Langkah yang ditempuh para sahabat adalah memahami isi al-Qur’an dan
hadis. Jika tidak ditemukan maka mereka berijtihad perorangan ataupun
mengumpulkan para sahabat untuk bermusyawarah. Ijtihad para sahabat mewariskan
metedologi yang dijadikan dasar dalam merumuskan ilmu fiqih.
b. Masa Tabi’in
Setelah periode sahabat maka munculah periode berikutnya. Pada masa ini
masalah mulai bertambah karena perluasan kekuasaan islam. Pada masa ini sumber
yang digunakan adalah sumber hukum dari dua periode sebelumnyadiantara tabi’in
dengan kemampuan tinggi dalam berfatwa adalah Said bin al-Musayab (Madinah),
Al-Qamaah ibn Qays, dan Ibrahim Al-Nakha’i.

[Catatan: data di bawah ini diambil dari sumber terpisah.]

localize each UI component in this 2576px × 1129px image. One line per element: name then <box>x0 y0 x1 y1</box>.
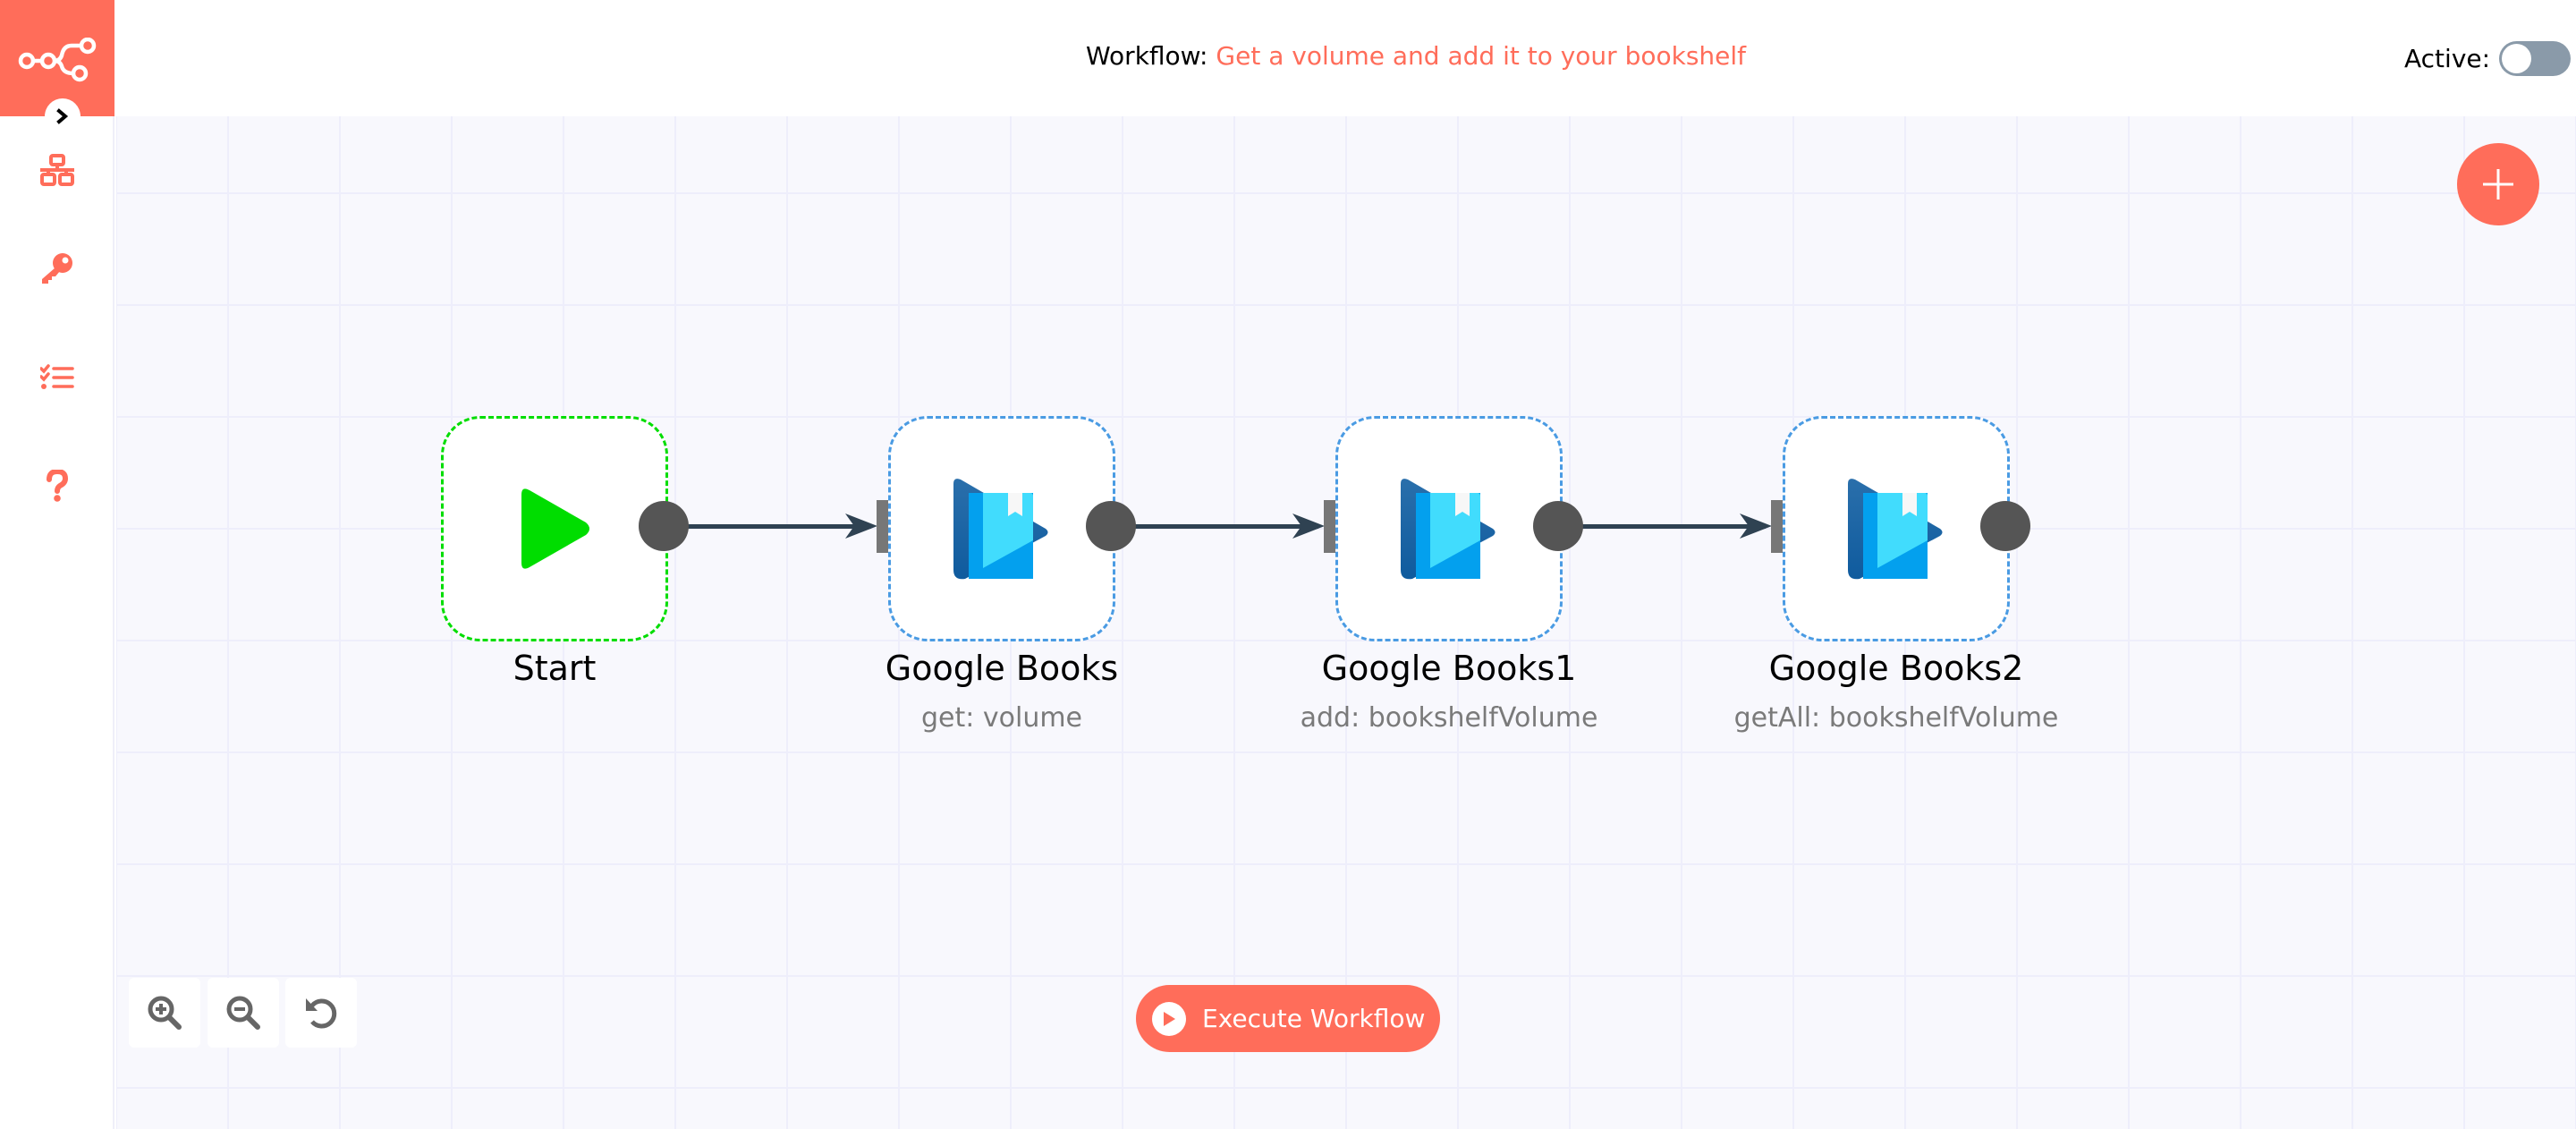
add-node-button[interactable] <box>2457 143 2539 225</box>
connection-line[interactable] <box>1135 524 1318 529</box>
node-start[interactable] <box>441 416 668 641</box>
output-port[interactable] <box>1980 501 2030 551</box>
zoom-in-icon <box>148 996 182 1030</box>
play-circle-icon <box>1152 1001 1186 1036</box>
chevron-right-icon <box>56 108 69 124</box>
output-port[interactable] <box>1086 501 1136 551</box>
connection-arrow-icon <box>845 514 877 539</box>
node-label: Google Books <box>885 649 1119 688</box>
sidebar <box>0 0 114 1129</box>
connection-arrow-icon <box>1740 514 1772 539</box>
google-books-icon <box>1401 479 1496 580</box>
workflow-title: Workflow: Get a volume and add it to you… <box>1086 41 1746 71</box>
google-books-icon <box>953 479 1048 580</box>
sidebar-item-workflows[interactable] <box>30 143 84 197</box>
active-label: Active: <box>2404 44 2491 73</box>
play-icon <box>521 488 589 569</box>
active-toggle[interactable] <box>2499 41 2572 76</box>
play-triangle-icon <box>1164 1011 1175 1026</box>
zoom-out-icon <box>226 996 260 1030</box>
execute-workflow-button[interactable]: Execute Workflow <box>1136 985 1440 1052</box>
zoom-in-button[interactable] <box>129 978 200 1048</box>
reset-zoom-icon <box>306 998 337 1029</box>
node-label: Start <box>513 649 597 688</box>
output-port[interactable] <box>1533 501 1583 551</box>
node-subtitle: add: bookshelfVolume <box>1300 702 1598 734</box>
key-icon <box>42 253 72 284</box>
sidebar-item-credentials[interactable] <box>30 242 84 295</box>
active-control: Active: <box>2404 41 2572 76</box>
sidebar-item-executions[interactable] <box>30 351 84 404</box>
node-google-books1[interactable] <box>1335 416 1563 641</box>
reset-zoom-button[interactable] <box>285 978 357 1048</box>
node-label: Google Books1 <box>1321 649 1577 688</box>
tasks-icon <box>40 364 74 389</box>
network-icon <box>40 154 74 186</box>
output-port[interactable] <box>639 501 689 551</box>
workflow-name[interactable]: Get a volume and add it to your bookshel… <box>1216 41 1746 71</box>
header: Workflow: Get a volume and add it to you… <box>114 0 2576 116</box>
workflow-title-prefix: Workflow: <box>1086 41 1208 71</box>
node-subtitle: get: volume <box>920 702 1083 734</box>
app-root: Workflow: Get a volume and add it to you… <box>0 0 2576 1129</box>
sidebar-item-help[interactable] <box>30 459 84 513</box>
connection-line[interactable] <box>1582 524 1766 529</box>
expand-sidebar-button[interactable] <box>45 98 80 134</box>
connection-line[interactable] <box>688 524 871 529</box>
plus-icon <box>2483 169 2513 199</box>
logo-icon <box>18 38 97 82</box>
question-icon <box>47 470 69 502</box>
google-books-icon <box>1848 479 1943 580</box>
node-google-books[interactable] <box>888 416 1115 641</box>
toggle-knob <box>2502 44 2532 73</box>
node-subtitle: getAll: bookshelfVolume <box>1733 702 2059 734</box>
node-label: Google Books2 <box>1768 649 2024 688</box>
connection-arrow-icon <box>1292 514 1325 539</box>
workflow-canvas[interactable]: Start Google Books get: volume Google Bo… <box>116 116 2576 1129</box>
execute-workflow-label: Execute Workflow <box>1202 1004 1426 1033</box>
zoom-out-button[interactable] <box>208 978 279 1048</box>
node-google-books2[interactable] <box>1783 416 2010 641</box>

c. Mujtahid sebelum Imama Syafi’i
Pada masa ini dikenal dengan dua tokoh yaitu Imam Abu Hanifahdan Imam
Malik. Imam Abu Hanifah pendiri madzhab Hanafi menggunakan istinbatnya secara
beruntun yaitu Al-Quran, sunah dan fatwa sahabat. Beliu tidak berpegang pada
pendapat tabiin karena posisinya yang sejajar dengan mereka.

7
Imam Malik dalam ijtihadnya juga memiliki metode yang sangat jelas, seperti
praktik ahli madinah sebagai sumber hukum. Dan pada masa ini pun ilmu fiqih belum
dibukukan.
d. Pembukuan ilmu fiqih
Awalnya pembukun ilmu fiqih dilakukan oleh Imam Abu Yusuf tetapi tidak
sampai pada kita. Adapun yang menyusun dan memodifikasi kaidah dan bahasan
dalam ilmu fiqih adalah imam Syafi’I maka populerlah tokoh yang pertama menyusun
ilmu fiqih adalah imam syafi’i.
Munculnya kitab al-risalah merupakan fase awal perkembangan ilmu fiqih
sebagai sebuah disiplin ilmu. Secara umum kitab ini membahas tentang landasan-
landasan pembentukan fiqih, yaitu: Al-Qur’an, sunah, ijma, fatwa sahabat, dan qiyas.
Masa pembukuan ini bersamaan dengan masa keemasan islam yang dimulai
dari masa Harun Ar-rosyid.setelah imam Syafi’I membuat karya nya berupa ilmu
Fiqih maka muncullah ilmua-ilmuan memperdalam ilmu fiqih. (Shidiq, 2011).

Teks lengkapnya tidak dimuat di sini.